Laasdai: Loxapine Add-On for Adolescents and Adults with Autism Spectrum Disorders, Aggression and Irritability

Background: Low dose loxapine (5-15mg/day) in our experience shows promising efficacy and safety superior to the newer atypical antipsychotics risperidone (RIS) and aripiprazole (ARI). The latter are currently FDA-approved for treating irritability and aggression in autism spectrum disorders (ASD) but carry black box warnings for weight gain and diabetes. We hypothesize that loxapine offers improved quality of life and fewer medical risks for this population, for whom new drug development is urgently needed. Side effects of weight gain, metabolic syndrome and diabetes appear much less with loxapine than those already well documented with RIS and ARI. With low dose loxapine, prolactin elevation does not occur, and extrapyramidal side effects are minimal. In addition, loxapine has recently been shown, using pluripotential stem cells, to produce neural sprouting.

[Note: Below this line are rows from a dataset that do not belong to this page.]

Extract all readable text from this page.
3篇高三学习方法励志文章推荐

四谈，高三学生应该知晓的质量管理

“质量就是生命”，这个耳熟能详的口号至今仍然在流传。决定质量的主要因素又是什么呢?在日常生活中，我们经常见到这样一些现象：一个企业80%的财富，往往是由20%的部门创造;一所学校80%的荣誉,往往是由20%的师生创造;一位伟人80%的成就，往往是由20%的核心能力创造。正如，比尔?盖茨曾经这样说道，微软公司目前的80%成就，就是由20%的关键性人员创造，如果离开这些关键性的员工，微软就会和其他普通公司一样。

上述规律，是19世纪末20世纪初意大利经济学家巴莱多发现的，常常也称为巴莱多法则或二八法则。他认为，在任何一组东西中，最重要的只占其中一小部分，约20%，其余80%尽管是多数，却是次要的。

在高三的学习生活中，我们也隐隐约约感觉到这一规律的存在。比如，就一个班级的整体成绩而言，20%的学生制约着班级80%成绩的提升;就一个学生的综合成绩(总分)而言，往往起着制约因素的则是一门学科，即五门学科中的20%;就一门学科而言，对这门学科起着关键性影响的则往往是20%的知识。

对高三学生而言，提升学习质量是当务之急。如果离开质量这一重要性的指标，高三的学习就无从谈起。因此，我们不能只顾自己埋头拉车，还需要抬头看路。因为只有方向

Objectives: To study loxapine prospectively in doses of up to 15mg daily in adolescents and adults with ASD, aggression and irritability. Secondly, to measure brain derived neurotrophic factor (BDNF) as a potential biomarker of neurogenesis, controlling for platelet count and BMI.

 Methods: We performed an exploratory prospective 12-week open trial of add-on loxapine in subjects aged 13 to 65 years with ASD, aggression and irritability above 14 points on the Aberrant Behavior Checklist-Irritability (ABC-I) subscale. Loxapine was added and flexibly dosed up to 15mg daily, starting with 5mg alternate days for the first 3 weeks to minimize akathisia. From weeks 1 to 6 other medications were tapered if possible, while from weeks 6 to 12 all medication doses were held stable.The primary outcome response measure was the Clinical Global Impressions scale-Improvement (CGI-I), with response defined as CGI-I of Much Improved or Very Much Improved. Secondary outcome response measures were the ABC-I, Repetitive Behavior scale-Revised, and the Quality of Life scale. Serum BDNF was assayed from samples collected at baseline and final study visits.

Results: Sixteen subjects were enrolled; 13 completed. Eleven were males and 5 were females. Mean age was 21.6 years (range 13 to 39). Mean final loxapine dose was 8.6 mg/day(2.5to 15). By week 6, 8 (50%) were rated as Much Improved and by week 12, 15 (94%) were rated as Much Improved. On ABC-I, 6 subjects (38%) responded by week 6, and 8 (50%) by week 12, using a 25% score reduction as response. Mean BMI scores did not increase. Side effects were minimal. Prolactin elevation did not occur.  BDNF levels increased in all but one subject, to a significant degree, p=0.035.

Conclusions: Low dose loxapine shows promise as a new treatment for aggression and irritability in ASD. Loxapine response was rapid, however it could be started and increased to 5mg daily after a week in future trials for an even more rapid response. Prospective, double-blind placebo-controlled trials of loxapine dosed at 5 to 15 mg/day targeting aggression and irritability in ASD are warranted. Loxapine may increase BDNF as a potential biomarker of neurotrophic effects, although larger randomized controlled trials with placebo comparisons are needed.